The real estate market on the Vineyard had already begun to see a sharp downturn this year, and the recent collapse in global financial markets and turmoil on Wall Street certainly has not made things better.
Statistical evidence gathered from Banker and Tradesman online, which compiles real estate figures from sale documents, shows the Dukes County housing market is off sharply from last year, with sales down almost 15 per cent and prices off by more than nine per cent.
New elements of uncertainly in the Island real estate market have also produced new methods of selling, as evidenced by the current 10 per cent off sale being advertised by Coldwell Banker Landmarks Real Estate in Vineyard Haven.
Part of a national Coldwell Banker promotion, the sale runs through Oct. 19 on 15 selected Vineyard properties.
But even with 10 per cent off, some potential buyers have gotten cold feet at the eleventh hour, said Judith Federowicz, a realtor and owner of Coldwell Banker Landmarks Real Estate. She said two sales fell through this week as a direct result of the volatile national economy.
“One was for [questionable] credit and the other had to do with the stock market. The person’s funds were connected to a hedge fund and they were uncomfortable with the changing market and stepped away,” she said.
Mrs. Federowicz remains optimistic that the slow real estate market here is only temporary. She said there are plenty of interested and capable buyers, although they may be inclined to wait and see what happens with the national economy and Island housing market before making a move.
“People want to see how things fall. On the one hand you have people with funds available who see a great opportunity to take advantage of some great buying opportunities that weren’t previously there. On the other hand you have cautious sellers who are not going to lower prices because of temporary fluctuations in the market,” she said, adding:
“I think there will be a healthy market come next summer; it just may take a little time to sort this all out.”
Alan Schweikert, owner of Ocean Park Realty in Oak Bluffs, said the sluggish market has prompted some sellers to take their homes off the market, although most of those are still listening to offers and would sell for the right price. He said the average time for homes to stay on the market is now well over a year; which is in sharp contrast to previous years when homes would sell in a matter of months.
He said some sellers have lowered their asking price, although others are waiting to see what happens before changing their price. He said the trend is for lower-end homes — those selling for between $500,000 and $700,000 — to be more affected by the economic crisis and to stay on the market longer.
The buyers and sellers of higher-end homes — those that sell for $2 million or more — are less likely to be affected, he said.

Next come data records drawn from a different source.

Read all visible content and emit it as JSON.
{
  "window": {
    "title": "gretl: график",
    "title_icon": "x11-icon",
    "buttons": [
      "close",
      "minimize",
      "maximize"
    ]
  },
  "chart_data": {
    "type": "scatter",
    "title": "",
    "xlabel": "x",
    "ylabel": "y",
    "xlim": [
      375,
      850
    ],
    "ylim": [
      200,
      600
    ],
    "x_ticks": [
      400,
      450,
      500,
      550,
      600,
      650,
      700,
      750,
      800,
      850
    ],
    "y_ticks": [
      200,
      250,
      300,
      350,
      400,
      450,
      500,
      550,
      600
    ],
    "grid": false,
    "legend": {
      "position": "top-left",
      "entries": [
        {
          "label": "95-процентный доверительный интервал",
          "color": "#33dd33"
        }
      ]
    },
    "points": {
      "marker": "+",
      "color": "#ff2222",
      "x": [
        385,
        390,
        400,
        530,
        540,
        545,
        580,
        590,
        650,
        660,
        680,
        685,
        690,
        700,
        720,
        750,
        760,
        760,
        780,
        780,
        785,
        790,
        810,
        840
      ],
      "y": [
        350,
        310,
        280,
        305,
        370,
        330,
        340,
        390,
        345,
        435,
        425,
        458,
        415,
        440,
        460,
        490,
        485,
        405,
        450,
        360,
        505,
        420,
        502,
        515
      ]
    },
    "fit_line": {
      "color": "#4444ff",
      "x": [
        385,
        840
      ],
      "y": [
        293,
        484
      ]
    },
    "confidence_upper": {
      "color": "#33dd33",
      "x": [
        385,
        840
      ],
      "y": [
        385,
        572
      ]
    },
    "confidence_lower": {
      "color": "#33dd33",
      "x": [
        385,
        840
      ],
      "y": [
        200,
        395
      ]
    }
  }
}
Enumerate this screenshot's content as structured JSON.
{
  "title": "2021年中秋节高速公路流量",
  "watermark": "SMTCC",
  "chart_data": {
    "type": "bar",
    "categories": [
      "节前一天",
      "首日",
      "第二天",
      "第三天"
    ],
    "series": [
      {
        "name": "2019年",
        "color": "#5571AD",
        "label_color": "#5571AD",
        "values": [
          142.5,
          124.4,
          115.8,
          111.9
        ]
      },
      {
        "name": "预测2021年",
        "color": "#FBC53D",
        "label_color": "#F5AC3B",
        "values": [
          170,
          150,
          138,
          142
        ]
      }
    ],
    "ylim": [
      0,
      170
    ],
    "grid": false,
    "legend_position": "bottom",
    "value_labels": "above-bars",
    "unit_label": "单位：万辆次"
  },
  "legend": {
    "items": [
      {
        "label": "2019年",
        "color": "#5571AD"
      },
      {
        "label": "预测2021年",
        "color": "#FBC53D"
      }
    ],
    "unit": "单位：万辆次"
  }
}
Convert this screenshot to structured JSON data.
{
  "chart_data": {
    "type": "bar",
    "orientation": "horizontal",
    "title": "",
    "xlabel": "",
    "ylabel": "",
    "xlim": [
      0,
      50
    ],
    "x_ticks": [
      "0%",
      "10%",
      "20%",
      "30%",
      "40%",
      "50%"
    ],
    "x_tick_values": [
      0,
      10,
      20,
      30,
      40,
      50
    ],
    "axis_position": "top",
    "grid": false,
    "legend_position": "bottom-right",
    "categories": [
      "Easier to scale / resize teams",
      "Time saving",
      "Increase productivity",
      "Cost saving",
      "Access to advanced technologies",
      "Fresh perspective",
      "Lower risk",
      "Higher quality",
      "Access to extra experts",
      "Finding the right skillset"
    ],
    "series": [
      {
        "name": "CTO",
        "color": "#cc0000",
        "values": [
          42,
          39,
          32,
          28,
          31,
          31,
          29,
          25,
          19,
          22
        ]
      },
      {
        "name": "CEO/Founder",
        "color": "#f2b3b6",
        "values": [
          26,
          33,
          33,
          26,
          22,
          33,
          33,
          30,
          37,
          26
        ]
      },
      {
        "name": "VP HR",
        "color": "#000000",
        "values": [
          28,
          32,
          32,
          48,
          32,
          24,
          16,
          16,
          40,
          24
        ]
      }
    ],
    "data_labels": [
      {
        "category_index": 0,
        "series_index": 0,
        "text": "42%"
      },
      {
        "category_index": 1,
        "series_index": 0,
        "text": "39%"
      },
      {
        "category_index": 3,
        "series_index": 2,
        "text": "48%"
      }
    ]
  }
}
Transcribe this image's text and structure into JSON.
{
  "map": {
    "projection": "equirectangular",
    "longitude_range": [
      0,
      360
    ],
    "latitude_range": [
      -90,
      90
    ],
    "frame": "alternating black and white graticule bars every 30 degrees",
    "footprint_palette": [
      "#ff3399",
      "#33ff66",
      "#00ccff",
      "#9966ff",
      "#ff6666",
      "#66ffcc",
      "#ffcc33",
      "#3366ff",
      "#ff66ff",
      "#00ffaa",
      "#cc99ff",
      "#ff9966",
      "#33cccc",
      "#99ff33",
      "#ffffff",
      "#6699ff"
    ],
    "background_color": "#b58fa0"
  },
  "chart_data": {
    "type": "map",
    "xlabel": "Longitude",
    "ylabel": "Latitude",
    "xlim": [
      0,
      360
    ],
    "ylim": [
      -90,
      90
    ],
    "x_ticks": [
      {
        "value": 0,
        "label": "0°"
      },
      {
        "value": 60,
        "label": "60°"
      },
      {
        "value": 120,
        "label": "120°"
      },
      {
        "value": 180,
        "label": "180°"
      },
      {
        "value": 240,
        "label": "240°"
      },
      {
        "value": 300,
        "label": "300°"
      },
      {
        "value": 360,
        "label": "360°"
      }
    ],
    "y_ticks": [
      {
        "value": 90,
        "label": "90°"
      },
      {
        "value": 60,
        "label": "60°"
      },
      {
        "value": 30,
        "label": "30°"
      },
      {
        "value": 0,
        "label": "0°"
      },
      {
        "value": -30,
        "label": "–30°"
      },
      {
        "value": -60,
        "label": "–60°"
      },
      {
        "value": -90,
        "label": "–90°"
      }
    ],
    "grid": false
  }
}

“As a general rule those people who can afford to buy a $2 million home on the Vineyard are more insulated from changes [in the economy]. It’s those people looking to buy a home for $500,000 or $600,000 who may get frightened more by a down economy,” he said.
Abby Rabinovitz, principal of Tea Lane Associates in Chilmark, confirmed sales at her firm are down from last year. “It’s a challenging market, there is no question. But we’ve seen slow times before and it’s always picked up,” she said.
Ms. Rabinovitz agreed people looking for more expensive homes are less likely to be pushed out of the market. She said she doubted the real estate market here will experience a prolonged downturn, due to the marketability and natural beauty of the Island.
“People still want to live here and they will always want to live here. That will never change,” she said.
Chris Wells, president and chief executive officer of the Martha’s Vineyard Savings Bank, said the Vineyard economy is in better shape compared to other markets because local banks, for the most part, did not get involved in subprime lending.
“We didn’t get into situations where we were overextended. That may have drawn criticism from some potential buyers [who did not qualify for loans], but as a result our delinquency rates are fairly low and our loan values are fairly conservative in aggregate,” he said.
Mr. Wells drew comparisons between the current economic crisis and 1987 when stock markets around the world crashed. That crash had a tangible effect on the Vineyard real estate market, although he noted the market of 20 years ago was elevated by a different type of leverage.
“Back then the people buying homes on the Vineyard for the most part did not live here; they were buying homes simply as investments. This time around the market was driven by actual homeowners, many of whom speculated themselves by purchasing a home. They figured they would enjoy the home for a few summers and then sell it for a profit,” he said.
Mr. Wells said he has seen evidence that the construction industry, which is closely tied to the real estate market, is also going through a flat period. But overall, he said homeowners with mortgages are not having a hard time paying their bills; delinquency rates are low and deposits are steady.
But he said it is hard to predict when the real estate market might pick up, largely due to the tentative nature of both buyers and sellers. “Right now it’s a little tug of war between the buyers and sellers . . . it may come down to who blinks first,” he said.